I see that you just remixed Derrick May’s “Strings of Life” and Chez Damier’s “Can You Feel It”. Are you getting more offers to put your spin on classic songs?
Yes we had the opportunity to remix these two great classics for Defected and we remixed another big one last year for King Street Sounds, Kerri Chandler’s “Bar A Thym”. We really love to remix House classics because most of them are tracks that we have played and supported a lot in our past DJ sets and we are now proud to give them a new touch. At the moment we are working on a remix for Great Stuff containing a sample from “Intro” by Alan Braxe and we have just closed a deal to remix Joey Negro’s project Jakatta “American Dream” for Z Records. We are currently also working on David Morales’ “In The Ghetto” for Stereo Productions and have signed three remixes for King Street Sounds for tracks from DJ Pierre, Cevin Fisher and Kerri Chandler that we will also release on our label Lapsus Music. So we will be quite busy with remixes.

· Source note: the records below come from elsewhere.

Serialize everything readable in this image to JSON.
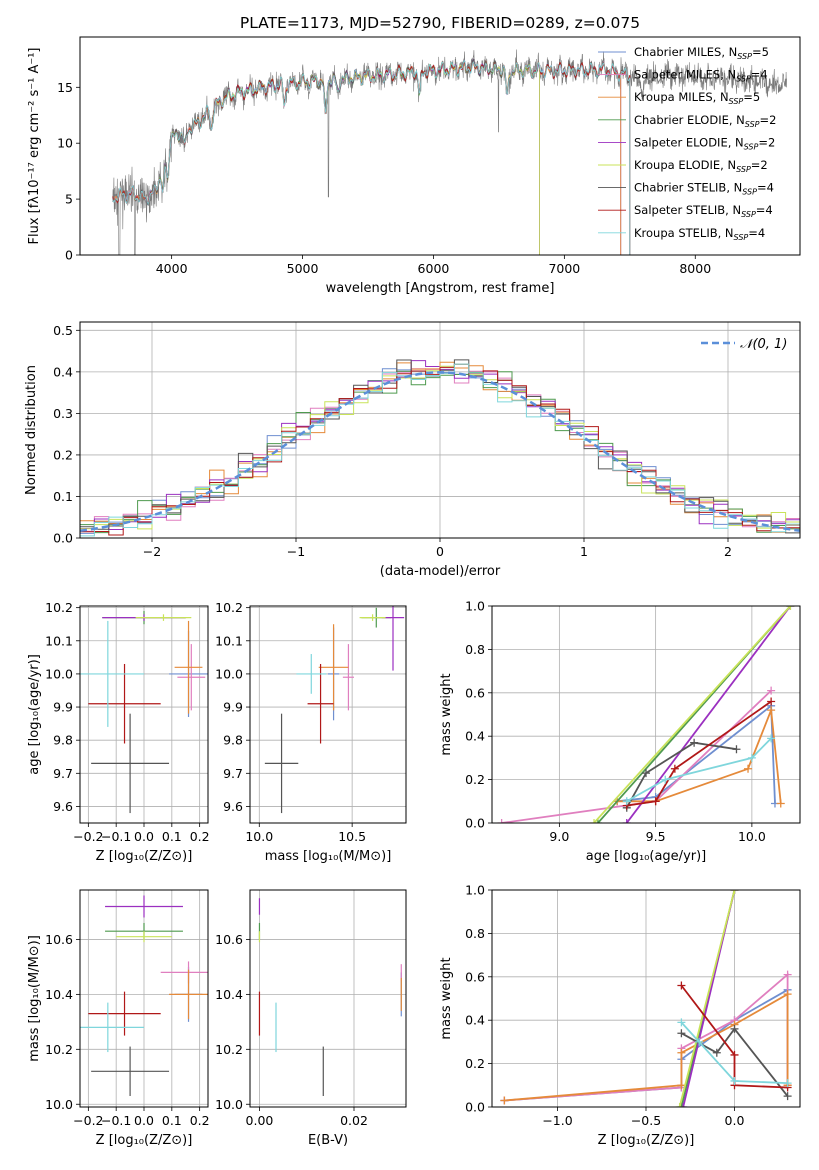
{
  "title": "PLATE=1173, MJD=52790, FIBERID=0289, z=0.075",
  "colors": {
    "grid": "#b0b0b0",
    "gauss": "#5b8fd9"
  },
  "series": [
    {
      "name": "Chabrier MILES",
      "nssp": "5",
      "color": "#6f8fd0"
    },
    {
      "name": "Salpeter MILES",
      "nssp": "4",
      "color": "#e07fbf"
    },
    {
      "name": "Kroupa MILES",
      "nssp": "5",
      "color": "#e58a3a"
    },
    {
      "name": "Chabrier ELODIE",
      "nssp": "2",
      "color": "#4f9a4f"
    },
    {
      "name": "Salpeter ELODIE",
      "nssp": "2",
      "color": "#9b30c0"
    },
    {
      "name": "Kroupa ELODIE",
      "nssp": "2",
      "color": "#c9e35a"
    },
    {
      "name": "Chabrier STELIB",
      "nssp": "4",
      "color": "#555555"
    },
    {
      "name": "Salpeter STELIB",
      "nssp": "4",
      "color": "#b01818"
    },
    {
      "name": "Kroupa STELIB",
      "nssp": "4",
      "color": "#7fd6dc"
    }
  ],
  "chart_data": [
    {
      "id": "spectrum",
      "type": "line",
      "xlabel": "wavelength [Angstrom, rest frame]",
      "ylabel": "Flux [fλ10⁻¹⁷ erg cm⁻² s⁻¹ A⁻¹]",
      "xlim": [
        3300,
        8800
      ],
      "ylim": [
        0,
        19.5
      ],
      "xticks": [
        4000,
        5000,
        6000,
        7000,
        8000
      ],
      "yticks": [
        0,
        5,
        10,
        15
      ],
      "grid": false,
      "legend": "top-right",
      "legend_labels": [
        "Chabrier MILES, N_SSP=5",
        "Salpeter MILES, N_SSP=4",
        "Kroupa MILES, N_SSP=5",
        "Chabrier ELODIE, N_SSP=2",
        "Salpeter ELODIE, N_SSP=2",
        "Kroupa ELODIE, N_SSP=2",
        "Chabrier STELIB, N_SSP=4",
        "Salpeter STELIB, N_SSP=4",
        "Kroupa STELIB, N_SSP=4"
      ],
      "continuum": {
        "x": [
          3550,
          3700,
          3800,
          3880,
          3950,
          4000,
          4100,
          4200,
          4300,
          4400,
          4500,
          4700,
          5000,
          5200,
          5500,
          5800,
          6000,
          6300,
          6600,
          7000,
          7300,
          7500,
          8000,
          8500,
          8800
        ],
        "y": [
          5.2,
          5.5,
          5.0,
          5.8,
          8.5,
          10.5,
          11.0,
          11.8,
          13.0,
          14.0,
          14.5,
          15.0,
          15.5,
          15.6,
          16.0,
          16.3,
          16.5,
          16.8,
          16.5,
          16.5,
          16.6,
          16.0,
          16.0,
          15.5,
          15.0
        ]
      },
      "model_ranges": [
        [
          3550,
          7430
        ],
        [
          3550,
          7430
        ],
        [
          3550,
          7430
        ],
        [
          3900,
          6810
        ],
        [
          3900,
          6810
        ],
        [
          3900,
          6810
        ],
        [
          3550,
          7500
        ],
        [
          3550,
          7500
        ],
        [
          3550,
          7500
        ]
      ]
    },
    {
      "id": "residuals",
      "type": "histogram",
      "xlabel": "(data-model)/error",
      "ylabel": "Normed distribution",
      "xlim": [
        -2.5,
        2.5
      ],
      "ylim": [
        0,
        0.52
      ],
      "xticks": [
        -2,
        -1,
        0,
        1,
        2
      ],
      "yticks": [
        0.0,
        0.1,
        0.2,
        0.3,
        0.4,
        0.5
      ],
      "grid": true,
      "legend": "top-right",
      "gauss_label": "𝒩(0, 1)",
      "bin_width": 0.1
    },
    {
      "id": "age-vs-Z",
      "type": "errorbar",
      "xlabel": "Z [log₁₀(Z/Z⊙)]",
      "ylabel": "age  [log₁₀(age/yr)]",
      "xlim": [
        -0.23,
        0.23
      ],
      "ylim": [
        9.55,
        10.205
      ],
      "xticks": [
        -0.2,
        -0.1,
        0.0,
        0.1,
        0.2
      ],
      "yticks": [
        9.6,
        9.7,
        9.8,
        9.9,
        10.0,
        10.1,
        10.2
      ],
      "grid": true,
      "points": [
        {
          "s": 0,
          "x": 0.16,
          "y": 10.0,
          "xerr": 0.07,
          "yerr": 0.13
        },
        {
          "s": 1,
          "x": 0.17,
          "y": 9.99,
          "xerr": 0.05,
          "yerr": 0.1
        },
        {
          "s": 2,
          "x": 0.16,
          "y": 10.02,
          "xerr": 0.05,
          "yerr": 0.14
        },
        {
          "s": 3,
          "x": 0.0,
          "y": 10.17,
          "xerr": 0.15,
          "yerr": 0.02
        },
        {
          "s": 4,
          "x": 0.0,
          "y": 10.17,
          "xerr": 0.15,
          "yerr": 0.01
        },
        {
          "s": 5,
          "x": 0.07,
          "y": 10.17,
          "xerr": 0.1,
          "yerr": 0.01
        },
        {
          "s": 6,
          "x": -0.05,
          "y": 9.73,
          "xerr": 0.14,
          "yerr": 0.15
        },
        {
          "s": 7,
          "x": -0.07,
          "y": 9.91,
          "xerr": 0.13,
          "yerr": 0.12
        },
        {
          "s": 8,
          "x": -0.13,
          "y": 10.0,
          "xerr": 0.13,
          "yerr": 0.16
        }
      ]
    },
    {
      "id": "age-vs-mass",
      "type": "errorbar",
      "xlabel": "mass [log₁₀(M/M⊙)]",
      "ylabel": "",
      "xlim": [
        9.95,
        10.79
      ],
      "ylim": [
        9.55,
        10.205
      ],
      "xticks": [
        10.0,
        10.5
      ],
      "yticks": [
        9.6,
        9.7,
        9.8,
        9.9,
        10.0,
        10.1,
        10.2
      ],
      "grid": true,
      "points": [
        {
          "s": 0,
          "x": 10.4,
          "y": 10.0,
          "xerr": 0.03,
          "yerr": 0.14
        },
        {
          "s": 1,
          "x": 10.48,
          "y": 9.99,
          "xerr": 0.03,
          "yerr": 0.1
        },
        {
          "s": 2,
          "x": 10.4,
          "y": 10.02,
          "xerr": 0.08,
          "yerr": 0.13
        },
        {
          "s": 3,
          "x": 10.63,
          "y": 10.17,
          "xerr": 0.08,
          "yerr": 0.03
        },
        {
          "s": 4,
          "x": 10.72,
          "y": 10.17,
          "xerr": 0.06,
          "yerr": 0.16
        },
        {
          "s": 5,
          "x": 10.61,
          "y": 10.17,
          "xerr": 0.07,
          "yerr": 0.01
        },
        {
          "s": 6,
          "x": 10.12,
          "y": 9.73,
          "xerr": 0.09,
          "yerr": 0.15
        },
        {
          "s": 7,
          "x": 10.33,
          "y": 9.91,
          "xerr": 0.07,
          "yerr": 0.12
        },
        {
          "s": 8,
          "x": 10.28,
          "y": 10.0,
          "xerr": 0.08,
          "yerr": 0.06
        }
      ]
    },
    {
      "id": "weight-vs-age",
      "type": "line",
      "xlabel": "age  [log₁₀(age/yr)]",
      "ylabel": "mass weight",
      "xlim": [
        8.65,
        10.25
      ],
      "ylim": [
        0,
        1.0
      ],
      "xticks": [
        9.0,
        9.5,
        10.0
      ],
      "yticks": [
        0.0,
        0.2,
        0.4,
        0.6,
        0.8,
        1.0
      ],
      "grid": true,
      "lines": [
        {
          "s": 0,
          "x": [
            9.3,
            9.5,
            10.1,
            10.12
          ],
          "y": [
            0.1,
            0.12,
            0.54,
            0.09
          ]
        },
        {
          "s": 1,
          "x": [
            8.7,
            9.5,
            10.1
          ],
          "y": [
            0.0,
            0.1,
            0.61
          ]
        },
        {
          "s": 2,
          "x": [
            9.3,
            9.5,
            9.98,
            10.1,
            10.15
          ],
          "y": [
            0.1,
            0.1,
            0.25,
            0.52,
            0.09
          ]
        },
        {
          "s": 3,
          "x": [
            9.2,
            10.2
          ],
          "y": [
            0.0,
            1.0
          ]
        },
        {
          "s": 4,
          "x": [
            9.35,
            10.2
          ],
          "y": [
            0.0,
            1.0
          ]
        },
        {
          "s": 5,
          "x": [
            9.18,
            10.2
          ],
          "y": [
            0.0,
            1.0
          ]
        },
        {
          "s": 6,
          "x": [
            9.35,
            9.45,
            9.7,
            9.92
          ],
          "y": [
            0.07,
            0.23,
            0.37,
            0.34
          ]
        },
        {
          "s": 7,
          "x": [
            9.35,
            9.5,
            9.6,
            10.1
          ],
          "y": [
            0.08,
            0.1,
            0.25,
            0.56
          ]
        },
        {
          "s": 8,
          "x": [
            9.35,
            9.55,
            10.0,
            10.1
          ],
          "y": [
            0.1,
            0.2,
            0.3,
            0.39
          ]
        }
      ]
    },
    {
      "id": "mass-vs-Z",
      "type": "errorbar",
      "xlabel": "Z [log₁₀(Z/Z⊙)]",
      "ylabel": "mass [log₁₀(M/M⊙)]",
      "xlim": [
        -0.23,
        0.23
      ],
      "ylim": [
        9.99,
        10.78
      ],
      "xticks": [
        -0.2,
        -0.1,
        0.0,
        0.1,
        0.2
      ],
      "yticks": [
        10.0,
        10.2,
        10.4,
        10.6
      ],
      "grid": true,
      "points": [
        {
          "s": 0,
          "x": 0.16,
          "y": 10.4,
          "xerr": 0.05,
          "yerr": 0.1
        },
        {
          "s": 1,
          "x": 0.16,
          "y": 10.48,
          "xerr": 0.1,
          "yerr": 0.04
        },
        {
          "s": 2,
          "x": 0.16,
          "y": 10.4,
          "xerr": 0.07,
          "yerr": 0.09
        },
        {
          "s": 3,
          "x": 0.0,
          "y": 10.63,
          "xerr": 0.14,
          "yerr": 0.03
        },
        {
          "s": 4,
          "x": 0.0,
          "y": 10.72,
          "xerr": 0.14,
          "yerr": 0.04
        },
        {
          "s": 5,
          "x": 0.0,
          "y": 10.61,
          "xerr": 0.1,
          "yerr": 0.02
        },
        {
          "s": 6,
          "x": -0.05,
          "y": 10.12,
          "xerr": 0.14,
          "yerr": 0.09
        },
        {
          "s": 7,
          "x": -0.07,
          "y": 10.33,
          "xerr": 0.13,
          "yerr": 0.08
        },
        {
          "s": 8,
          "x": -0.13,
          "y": 10.28,
          "xerr": 0.13,
          "yerr": 0.09
        }
      ]
    },
    {
      "id": "mass-vs-EBV",
      "type": "errorbar",
      "xlabel": "E(B-V)",
      "ylabel": "",
      "xlim": [
        -0.002,
        0.031
      ],
      "ylim": [
        9.99,
        10.78
      ],
      "xticks": [
        0.0,
        0.02
      ],
      "yticks": [
        10.0,
        10.2,
        10.4,
        10.6
      ],
      "grid": true,
      "points": [
        {
          "s": 0,
          "x": 0.03,
          "y": 10.4,
          "xerr": 0.0,
          "yerr": 0.08
        },
        {
          "s": 1,
          "x": 0.03,
          "y": 10.48,
          "xerr": 0.0,
          "yerr": 0.03
        },
        {
          "s": 2,
          "x": 0.03,
          "y": 10.4,
          "xerr": 0.0,
          "yerr": 0.06
        },
        {
          "s": 3,
          "x": 0.0,
          "y": 10.63,
          "xerr": 0.0,
          "yerr": 0.03
        },
        {
          "s": 4,
          "x": 0.0,
          "y": 10.72,
          "xerr": 0.0,
          "yerr": 0.03
        },
        {
          "s": 5,
          "x": 0.0,
          "y": 10.61,
          "xerr": 0.0,
          "yerr": 0.02
        },
        {
          "s": 6,
          "x": 0.0135,
          "y": 10.12,
          "xerr": 0.0,
          "yerr": 0.09
        },
        {
          "s": 7,
          "x": 0.0,
          "y": 10.33,
          "xerr": 0.0,
          "yerr": 0.08
        },
        {
          "s": 8,
          "x": 0.0035,
          "y": 10.28,
          "xerr": 0.0,
          "yerr": 0.09
        }
      ]
    },
    {
      "id": "weight-vs-Z",
      "type": "line",
      "xlabel": "Z [log₁₀(Z/Z⊙)]",
      "ylabel": "mass weight",
      "xlim": [
        -1.37,
        0.37
      ],
      "ylim": [
        0,
        1.0
      ],
      "xticks": [
        -1.0,
        -0.5,
        0.0
      ],
      "yticks": [
        0.0,
        0.2,
        0.4,
        0.6,
        0.8,
        1.0
      ],
      "grid": true,
      "lines": [
        {
          "s": 0,
          "x": [
            -1.3,
            -0.3,
            -0.3,
            0.0,
            0.3,
            0.3
          ],
          "y": [
            0.03,
            0.09,
            0.22,
            0.4,
            0.54,
            0.1
          ]
        },
        {
          "s": 1,
          "x": [
            -1.3,
            -0.3,
            -0.3,
            0.0,
            0.3,
            0.3
          ],
          "y": [
            0.03,
            0.09,
            0.27,
            0.4,
            0.61,
            0.1
          ]
        },
        {
          "s": 2,
          "x": [
            -1.3,
            -0.3,
            -0.3,
            0.0,
            0.3,
            0.3
          ],
          "y": [
            0.03,
            0.1,
            0.25,
            0.38,
            0.52,
            0.1
          ]
        },
        {
          "s": 3,
          "x": [
            -0.3,
            0.0
          ],
          "y": [
            0.0,
            1.0
          ]
        },
        {
          "s": 4,
          "x": [
            -0.29,
            0.0
          ],
          "y": [
            0.0,
            1.0
          ]
        },
        {
          "s": 5,
          "x": [
            -0.31,
            0.0
          ],
          "y": [
            0.0,
            1.0
          ]
        },
        {
          "s": 6,
          "x": [
            -0.3,
            -0.1,
            0.0,
            0.3
          ],
          "y": [
            0.34,
            0.25,
            0.36,
            0.05
          ]
        },
        {
          "s": 7,
          "x": [
            -0.3,
            0.0,
            0.0,
            0.3
          ],
          "y": [
            0.56,
            0.24,
            0.1,
            0.09
          ]
        },
        {
          "s": 8,
          "x": [
            -0.3,
            -0.2,
            0.0,
            0.3
          ],
          "y": [
            0.39,
            0.3,
            0.12,
            0.11
          ]
        }
      ]
    }
  ]
}
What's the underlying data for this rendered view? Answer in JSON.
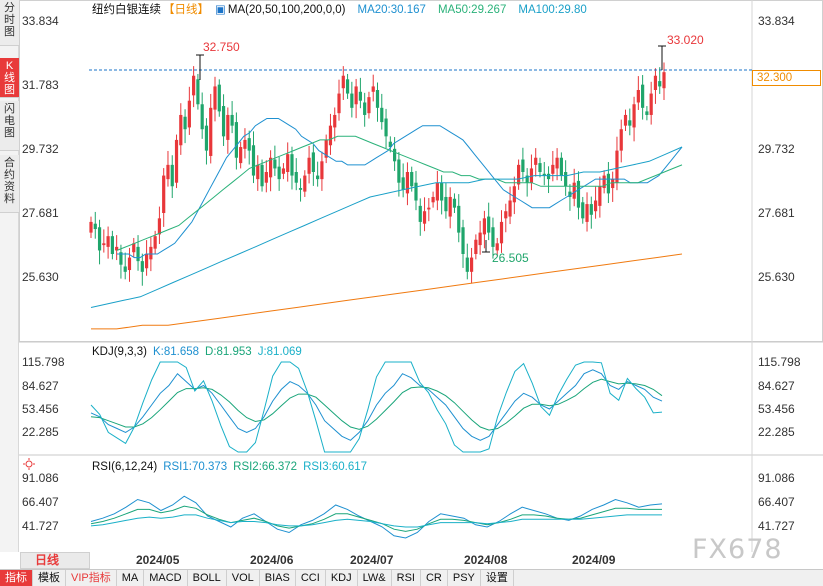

Since you are both young producers more familiar with the digital age, I’m sure you’ve heard some of the older producers lament about how the music industry has changed. You used to be able to make money off of your music, now it’s really with DJing gigs. What is your take on this change?
We started DJing and producing many years ago, so we had the chance to also live the vinyl era. For sure, until some years ago it was easier to make money with records but it was also really expensive to rent a studio or to buy studio equipment to produce music. Now the digital market has changed everything. To buy a song is really cheap and fast and to find a free download is unfortunately very easy. But producing a record now is easier and cheaper and you don’t need to rent expensive studios for a long time to finish your track… this means that there is less money in the music business but more space for creativity.
Anyway, even today if you make a big hit, you can still make some money from a record and you can have the opportunity to spin around the world and get money from the gigs.
You know what my absolute favorite song of yours is? “Marana!” What is that song about?
We wrote this song one night on a terrace in front of the beach. The sound of the waves inspired us with some Latin flavor, that’s why we used that Brazilian piano pattern. We were in the Punta Marana’s gulf in Sardinia, thus we have called the track “Marana.”